En étant débarrassé de notre poutre, nous pourrons alors avoir la bonne attitude pour dire à notre frère ou notre sœur : tu as une paille dans l’œil, je vais t’aider à l’enlever. Nous sommes bien appelés à veiller les uns sur les autres avec grâce et humilité. Si un frère ou une sœur dans la foi commet un péché, je ne dois pas la juger, mais si je suis au clair avec Dieu, je peux l’exhorter à changer de comportement, tout en prenant conscience que je ne suis pas meilleure que lui. Il y a tout un discernement à avoir, et surtout de la bienveillance. Pour conclure, j’aimerais encore parler de la grâce de Dieu mais aussi sa justice.
[Conclusion]
La grâce de Dieu va de pair avec sa justice. Dieu jugera chaque être humain et nous recevrons une condamnation si nous n’avons pas suivi son enseignement. Mais Jésus a accepté d’être condamné à notre place, il nous donne la possibilité d’échapper à la sentence si nous acceptons sa mort à notre place. La justice de Dieu nous condamne et sa grâce nous permet d’être sauvés du jugement. Cela n’est pas une raison pour se comporter comme bon nous semble, au contraire. Puisque nous sommes sauvés, que notre vie honore Dieu.

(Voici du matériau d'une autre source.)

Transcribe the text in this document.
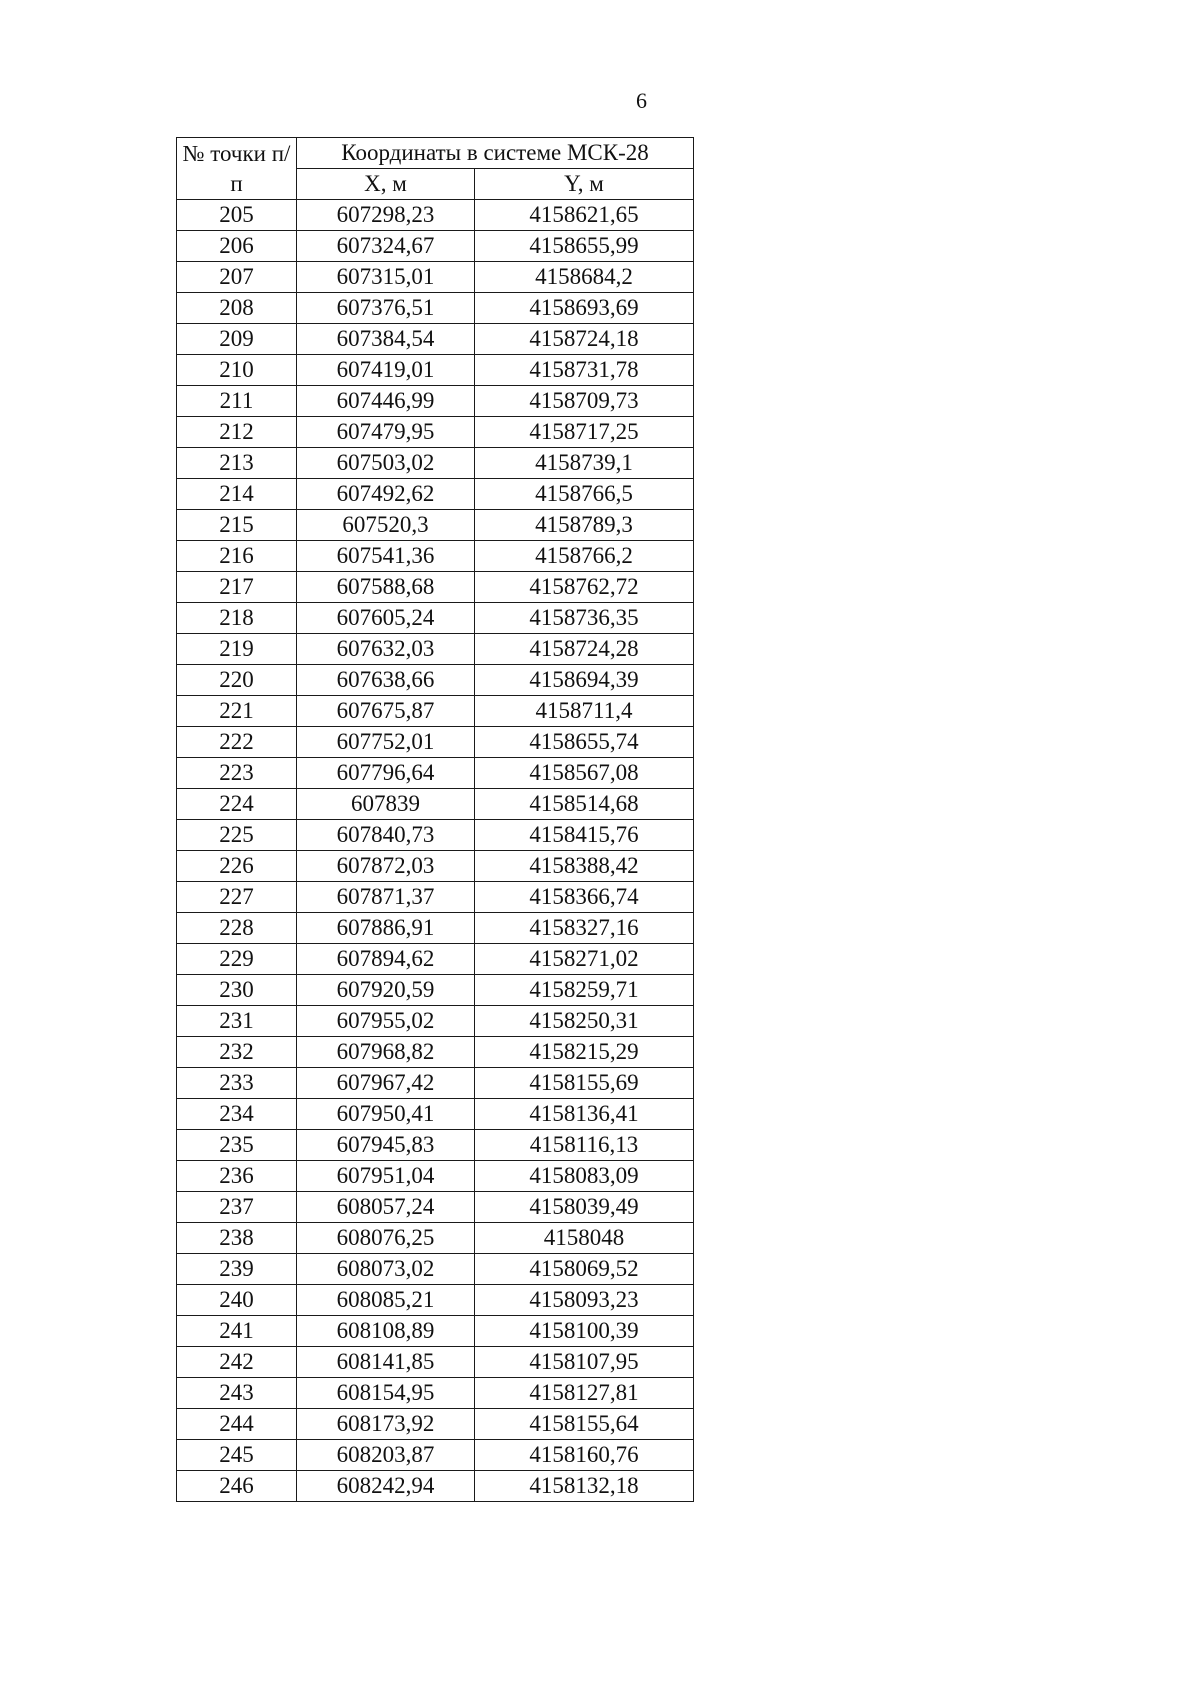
6
№ точки п/п	Координаты в системе МСК-28	
	X, м	Y, м
205	607298,23	4158621,65
206	607324,67	4158655,99
207	607315,01	4158684,2
208	607376,51	4158693,69
209	607384,54	4158724,18
210	607419,01	4158731,78
211	607446,99	4158709,73
212	607479,95	4158717,25
213	607503,02	4158739,1
214	607492,62	4158766,5
215	607520,3	4158789,3
216	607541,36	4158766,2
217	607588,68	4158762,72
218	607605,24	4158736,35
219	607632,03	4158724,28
220	607638,66	4158694,39
221	607675,87	4158711,4
222	607752,01	4158655,74
223	607796,64	4158567,08
224	607839	4158514,68
225	607840,73	4158415,76
226	607872,03	4158388,42
227	607871,37	4158366,74
228	607886,91	4158327,16
229	607894,62	4158271,02
230	607920,59	4158259,71
231	607955,02	4158250,31
232	607968,82	4158215,29
233	607967,42	4158155,69
234	607950,41	4158136,41
235	607945,83	4158116,13
236	607951,04	4158083,09
237	608057,24	4158039,49
238	608076,25	4158048
239	608073,02	4158069,52
240	608085,21	4158093,23
241	608108,89	4158100,39
242	608141,85	4158107,95
243	608154,95	4158127,81
244	608173,92	4158155,64
245	608203,87	4158160,76
246	608242,94	4158132,18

Veillons aussi sur le comportement de notre prochain dans la foi, tout en ayant conscience que nous ne sommes pas meilleurs que lui. N’oublions pas non plus que la relation avec Jésus est plus qu’une religion. La religion ne blanchit que la surface, mais pas l’intérieur.
Ce dont nous avons besoin en premier, ce n’est pas que l’on nous dise ce qu’il faut changer, nous avons d’abord besoin d’avoir un cœur qui soit en phase avec Dieu. C’est de là que viendra le changement dans notre vie.
Avant de décréter si mon prochain mérite 5 étoiles, regardons d’abord à nous-mêmes. Que la Parole de Dieu soit toujours au centre, et que l’enseignement que nous recevons produise des beaux fruits dans notre vie et dans l’Église.